1955 Wooler Motorcycle- Flat Four

 This 1955 Wooler Flat Four shaft driven motorcycle had a number of unique features, my favourite of which is the 2 nut size construction that allows a home mechanic to totally disassemble the bike with just 2 spanners.

 The standout feature is of course that unified fuel tank/headlight assembly but the closer you look at the bike  the more interesting little features you notice. That front suspension is quite remarkable as is the fact that the front and rear wheels are fully interchangeable.

The extremely clean engineering and no-nonsense design is hugely appealing, it seems a damn shame that John Wooler passed away in 1956 leaving only 5 of these remarkable bikes in existence.

Manufacturer: Wooler

Model: Flat Four
Engine: 500cc
Year: 1955
Decade: 1950s
Machine Type: Road


The Wooler was always one of the strange machines that make motorcycles so interesting.
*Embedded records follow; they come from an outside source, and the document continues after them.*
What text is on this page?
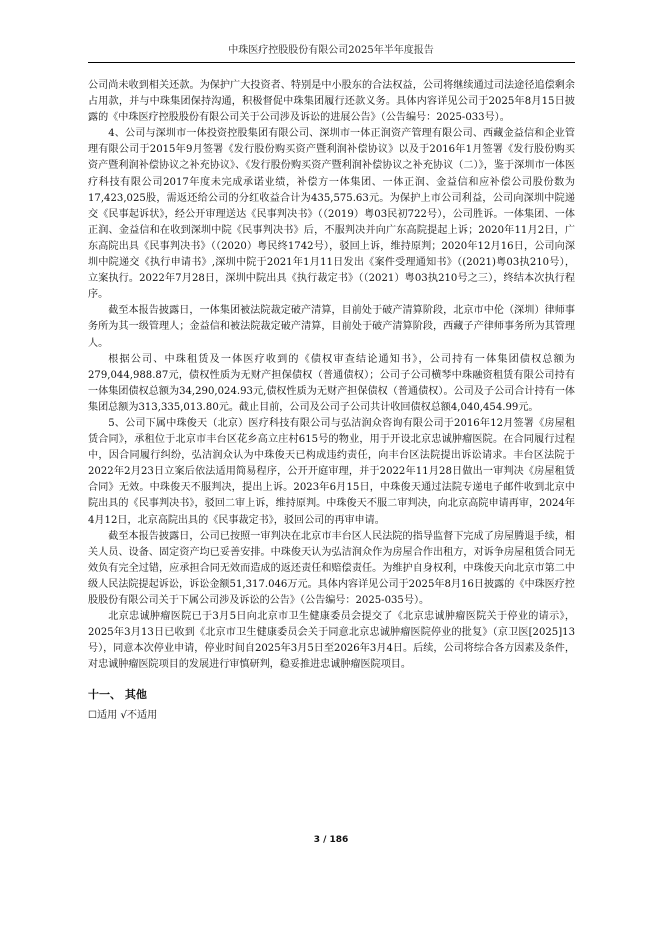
中珠医疗控股股份有限公司2025年半年度报告

公司尚未收到相关还款。为保护广大投资者、特别是中小股东的合法权益，公司将继续通过司法途径追偿剩余占用款，并与中珠集团保持沟通，积极督促中珠集团履行还款义务。具体内容详见公司于2025年8月15日披露的《中珠医疗控股股份有限公司关于公司涉及诉讼的进展公告》（公告编号：2025-033号）。

4、公司与深圳市一体投资控股集团有限公司、深圳市一体正润资产管理有限公司、西藏金益信和企业管理有限公司于2015年9月签署《发行股份购买资产暨利润补偿协议》以及于2016年1月签署《发行股份购买资产暨利润补偿协议之补充协议》、《发行股份购买资产暨利润补偿协议之补充协议（二）》，鉴于深圳市一体医疗科技有限公司2017年度未完成承诺业绩，补偿方一体集团、一体正润、金益信和应补偿公司股份数为17,423,025股，需返还给公司的分红收益合计为435,575.63元。为保护上市公司利益，公司向深圳中院递交《民事起诉状》，经公开审理送达《民事判决书》（（2019）粤03民初722号），公司胜诉。一体集团、一体正润、金益信和在收到深圳中院《民事判决书》后，不服判决并向广东高院提起上诉；2020年11月2日，广东高院出具《民事判决书》（（2020）粤民终1742号），驳回上诉，维持原判；2020年12月16日，公司向深圳中院递交《执行申请书》,深圳中院于2021年1月11日发出《案件受理通知书》（(2021)粤03执210号），立案执行。2022年7月28日，深圳中院出具《执行裁定书》（（2021）粤03执210号之三），终结本次执行程序。

截至本报告披露日，一体集团被法院裁定破产清算，目前处于破产清算阶段，北京市中伦（深圳）律师事务所为其一级管理人；金益信和被法院裁定破产清算，目前处于破产清算阶段，西藏子产律师事务所为其管理人。

根据公司、中珠租赁及一体医疗收到的《债权审查结论通知书》，公司持有一体集团债权总额为279,044,988.87元，债权性质为无财产担保债权（普通债权）；公司子公司横琴中珠融资租赁有限公司持有一体集团债权总额为34,290,024.93元,债权性质为无财产担保债权（普通债权）。公司及子公司合计持有一体集团总额为313,335,013.80元。截止目前，公司及公司子公司共计收回债权总额4,040,454.99元。

5、公司下属中珠俊天（北京）医疗科技有限公司与弘洁润众咨询有限公司于2016年12月签署《房屋租赁合同》，承租位于北京市丰台区花乡高立庄村615号的物业，用于开设北京忠诚肿瘤医院。在合同履行过程中，因合同履行纠纷，弘洁润众认为中珠俊天已构成违约责任，向丰台区法院提出诉讼请求。丰台区法院于2022年2月23日立案后依法适用简易程序，公开开庭审理，并于2022年11月28日做出一审判决《房屋租赁合同》无效。中珠俊天不服判决，提出上诉。2023年6月15日，中珠俊天通过法院专递电子邮件收到北京中院出具的《民事判决书》，驳回二审上诉，维持原判。中珠俊天不服二审判决，向北京高院申请再审，2024年4月12日，北京高院出具的《民事裁定书》，驳回公司的再审申请。

截至本报告披露日，公司已按照一审判决在北京市丰台区人民法院的指导监督下完成了房屋腾退手续，相关人员、设备、固定资产均已妥善安排。中珠俊天认为弘洁润众作为房屋合作出租方，对诉争房屋租赁合同无效负有完全过错，应承担合同无效而造成的返还责任和赔偿责任。为维护自身权利，中珠俊天向北京市第二中级人民法院提起诉讼，诉讼金额51,317.046万元。具体内容详见公司于2025年8月16日披露的《中珠医疗控股股份有限公司关于下属公司涉及诉讼的公告》（公告编号：2025-035号）。

北京忠诚肿瘤医院已于3月5日向北京市卫生健康委员会提交了《北京忠诚肿瘤医院关于停业的请示》，2025年3月13日已收到《北京市卫生健康委员会关于同意北京忠诚肿瘤医院停业的批复》（京卫医[2025]13号），同意本次停业申请，停业时间自2025年3月5日至2026年3月4日。后续，公司将综合各方因素及条件，对忠诚肿瘤医院项目的发展进行审慎研判，稳妥推进忠诚肿瘤医院项目。

十一、 其他

☐适用 √不适用

3 / 186
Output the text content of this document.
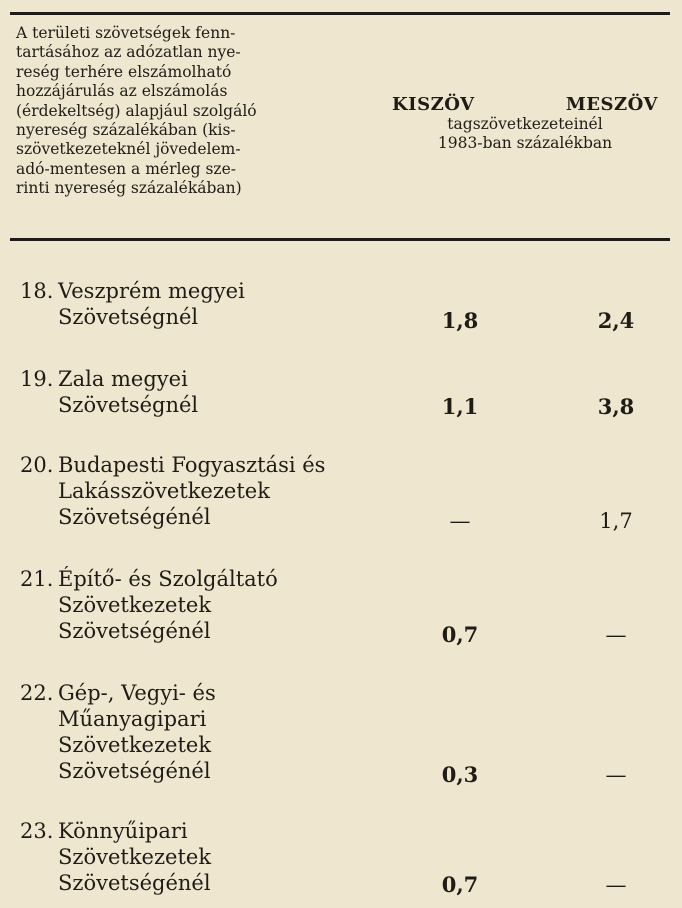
A területi szövetségek fenn-
tartásához az adózatlan nye-
reség terhére elszámolható
hozzájárulás az elszámolás
(érdekeltség) alapjául szolgáló
nyereség százalékában (kis-
szövetkezeteknél jövedelem-
adó-mentesen a mérleg sze-
rinti nyereség százalékában)
KISZÖV	MESZÖV
tagszövetkezeteinél
1983-ban százalékban
18. Veszprém megyei
Szövetségnél	1,8	2,4
19. Zala megyei
Szövetségnél	1,1	3,8
20. Budapesti Fogyasztási és
Lakásszövetkezetek
Szövetségénél	—	1,7
21. Építő- és Szolgáltató
Szövetkezetek
Szövetségénél	0,7	—
22. Gép-, Vegyi- és
Műanyagipari
Szövetkezetek
Szövetségénél	0,3	—
23. Könnyűipari
Szövetkezetek
Szövetségénél	0,7	—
 The industry is peppered with individuals who saw their way as being correct and often refused to deviate a fraction from their chosen path. They seldom built many machines, and those they did produce were frequently troublesome, but we all gained by the excitement they generated.
 The engine (1926) was the feature of greatest interest and was laid out as a transverse-four, the cylinders on each side being one above the other. This alone was far from normal, but really unique was the way in which they were connected to the crankshaft, for this was based on the beam engine. Capacity was 500cc, and overhead valves were used.

The crankshaft ran along the machine, below all the cylinders, and was of a single-throw design. In fact, for the prototype, a modified assembly from a 150 cc New Imperial was used. Above the crankshaft was a T-shaped beam, which was pivoted at the junction of the leg and arms, this axis also Iying along the machine. A master con- necting rod joined the end of the T-leg to the crankshaft, so as this rotated, the beam oscillated. The arm of the T was set vertically, and each end was attached to two connecting rods, which pointed in opposite directions and ran out to the pistons. Thus, these moved in pairs, and the two pairs moved in opposition.